Gaby Hinsliff’s article on NHS pay (Sunak is the ‘too little, too late’ PM. That’s why he’s failing over the NHS and this wave of strikes, 22 December) raises some excellent points about the need to reclaim “reform”. I work as an inpatient physiotherapist in the NHS and we have also recently voted for industrial action. The main reason that is mooted for this, and for supporting our nursing colleagues, is that we are voting for the future of our professions. The pay freezes in the name of austerity have inevitably created an almost unbridgeable inflationary gap, hence the Royal College of Nursing’s request for a 19% pay rise.
The pay freezes were not the only issue. Readjusted safe staffing numbers created ratios of one nurse to eight patients in acute care, and one to 12 in rehab. These levels are designed to be the minimum, but have become the target. These levels are not guaranteed by law in England. Add in staff vacancies and sickness, and you start to get to very low numbers. The sad fact is that as senior nurses filled the gaps on strike days, we saw better staffing levels than we did on the days either side. Evidence shows that low staffing numbers result in patients being less mobile, increasing deconditioning. These pressures reduce the likelihood of adequate communication and increase tension between staff, patients and relatives.
To provide the much-needed reform from passive entitlement to “care” towards more active engagement in prevention and recovery, we first need the numbers and future recruits. This is only possible through fair recognition – a pay rise.
Anthony Cusack
Cardiff
Recently a fellow nurse and I published an account in the International Journal of Nursing Studies of the failings in nursing care we received while in hospital. We were castigated online by senior nurses for our disloyalty and ostracised for our temerity in describing these lived experiences. Gaby Hinsliff is right: laud the founding principles of the NHS, but challenge the archaic managerial, professional and clinical vested interests that prevent real reform.
David A Richards
Emeritus professor of mental health services research, University of Exeter
One of the great problems in the UK is the old slogan “free at the point of delivery”. Here in Italy – or at least in Umbria – we are not frightened about charges for health services. First and foremost, the low-risk, high-cost treatments, such as a major operation or long stay in hospital, are completely free. This is a great form of security for people.
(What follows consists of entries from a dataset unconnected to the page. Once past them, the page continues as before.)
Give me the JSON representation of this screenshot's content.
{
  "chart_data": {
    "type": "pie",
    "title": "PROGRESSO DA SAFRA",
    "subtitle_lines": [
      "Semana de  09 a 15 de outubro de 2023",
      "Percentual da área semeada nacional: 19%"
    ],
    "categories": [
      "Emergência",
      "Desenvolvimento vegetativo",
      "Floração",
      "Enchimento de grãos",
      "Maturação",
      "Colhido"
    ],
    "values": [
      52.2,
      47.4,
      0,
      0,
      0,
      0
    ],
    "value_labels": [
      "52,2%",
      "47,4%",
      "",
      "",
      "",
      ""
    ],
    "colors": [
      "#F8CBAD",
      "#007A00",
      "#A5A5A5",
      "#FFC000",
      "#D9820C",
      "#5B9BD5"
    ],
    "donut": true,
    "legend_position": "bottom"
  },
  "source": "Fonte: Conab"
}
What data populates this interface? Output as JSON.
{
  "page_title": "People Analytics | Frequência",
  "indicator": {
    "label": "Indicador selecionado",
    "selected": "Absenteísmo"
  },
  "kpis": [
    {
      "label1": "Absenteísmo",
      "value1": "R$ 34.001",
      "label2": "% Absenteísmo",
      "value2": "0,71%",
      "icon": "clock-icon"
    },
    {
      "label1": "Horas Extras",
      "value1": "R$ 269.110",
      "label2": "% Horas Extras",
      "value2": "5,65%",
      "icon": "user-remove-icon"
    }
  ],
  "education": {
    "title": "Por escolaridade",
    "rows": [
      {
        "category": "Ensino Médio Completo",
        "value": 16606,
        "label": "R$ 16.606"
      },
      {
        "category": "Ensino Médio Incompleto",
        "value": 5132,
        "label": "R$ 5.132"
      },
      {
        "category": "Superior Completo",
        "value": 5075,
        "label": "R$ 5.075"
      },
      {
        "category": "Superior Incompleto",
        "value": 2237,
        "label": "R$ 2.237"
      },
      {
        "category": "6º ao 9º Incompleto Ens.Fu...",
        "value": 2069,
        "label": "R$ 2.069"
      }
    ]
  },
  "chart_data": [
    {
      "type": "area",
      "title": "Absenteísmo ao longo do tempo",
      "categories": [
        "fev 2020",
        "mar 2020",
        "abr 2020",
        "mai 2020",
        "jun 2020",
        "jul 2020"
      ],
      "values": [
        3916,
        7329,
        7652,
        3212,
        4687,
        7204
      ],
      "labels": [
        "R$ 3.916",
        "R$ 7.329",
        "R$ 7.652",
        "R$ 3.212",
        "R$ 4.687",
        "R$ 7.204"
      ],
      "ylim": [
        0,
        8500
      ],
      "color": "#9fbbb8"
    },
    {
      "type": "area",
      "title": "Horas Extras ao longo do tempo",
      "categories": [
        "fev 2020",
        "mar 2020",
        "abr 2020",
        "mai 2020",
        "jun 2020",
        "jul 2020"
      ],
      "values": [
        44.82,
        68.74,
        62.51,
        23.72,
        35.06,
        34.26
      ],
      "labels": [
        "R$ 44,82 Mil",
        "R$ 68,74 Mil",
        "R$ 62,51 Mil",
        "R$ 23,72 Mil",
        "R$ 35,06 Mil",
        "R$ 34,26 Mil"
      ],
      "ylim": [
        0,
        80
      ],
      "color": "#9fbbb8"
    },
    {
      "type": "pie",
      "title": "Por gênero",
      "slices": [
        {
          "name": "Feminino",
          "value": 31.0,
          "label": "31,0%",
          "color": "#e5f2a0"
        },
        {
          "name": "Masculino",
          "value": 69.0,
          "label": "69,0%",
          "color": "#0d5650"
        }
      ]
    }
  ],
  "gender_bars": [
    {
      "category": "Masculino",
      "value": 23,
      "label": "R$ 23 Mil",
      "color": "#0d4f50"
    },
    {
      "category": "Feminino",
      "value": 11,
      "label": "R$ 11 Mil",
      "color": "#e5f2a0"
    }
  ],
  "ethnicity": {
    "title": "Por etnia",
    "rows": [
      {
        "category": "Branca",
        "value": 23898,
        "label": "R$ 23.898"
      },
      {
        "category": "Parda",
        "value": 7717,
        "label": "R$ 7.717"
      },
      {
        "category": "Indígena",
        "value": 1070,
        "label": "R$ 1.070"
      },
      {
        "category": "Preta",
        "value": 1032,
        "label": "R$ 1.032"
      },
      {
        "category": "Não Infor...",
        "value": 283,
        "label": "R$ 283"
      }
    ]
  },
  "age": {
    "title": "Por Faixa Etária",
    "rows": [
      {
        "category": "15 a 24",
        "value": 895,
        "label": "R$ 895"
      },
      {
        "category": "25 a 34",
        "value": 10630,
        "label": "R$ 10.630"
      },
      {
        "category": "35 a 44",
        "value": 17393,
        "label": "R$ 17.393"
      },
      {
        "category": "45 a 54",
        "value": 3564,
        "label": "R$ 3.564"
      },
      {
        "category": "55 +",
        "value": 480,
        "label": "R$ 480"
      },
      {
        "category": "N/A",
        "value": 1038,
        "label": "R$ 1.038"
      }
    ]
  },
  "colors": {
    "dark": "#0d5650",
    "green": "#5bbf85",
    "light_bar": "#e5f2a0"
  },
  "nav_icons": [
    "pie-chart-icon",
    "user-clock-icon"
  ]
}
Routine tests – blood tests, ECGs etc – and prescriptions do carry a charge, but this is based on income, with three levels. The lowest is free. It sounds complicated, but it is all in a barcode on your health card, which is swiped – and bingo, your payment is calculated in a split second.
Brian Chatterton
Montegabbione, Italy
The NHS has certainly been privatised by stealth (Letters, 21 December). When I was informed that I had been put on a 14-week waiting list for a minor medical complaint, I asked to be removed from the list as I would seek a private consultation. I was immediately transferred to another NHS department and told that for a fee of £200 I could see a consultant within 48 hours. The consultation lasted approximately 10 minutes, ie £1,200 per hour for the consultant – nice work if you can get it, but a huge disincentive for anyone to work at NHS rates of pay.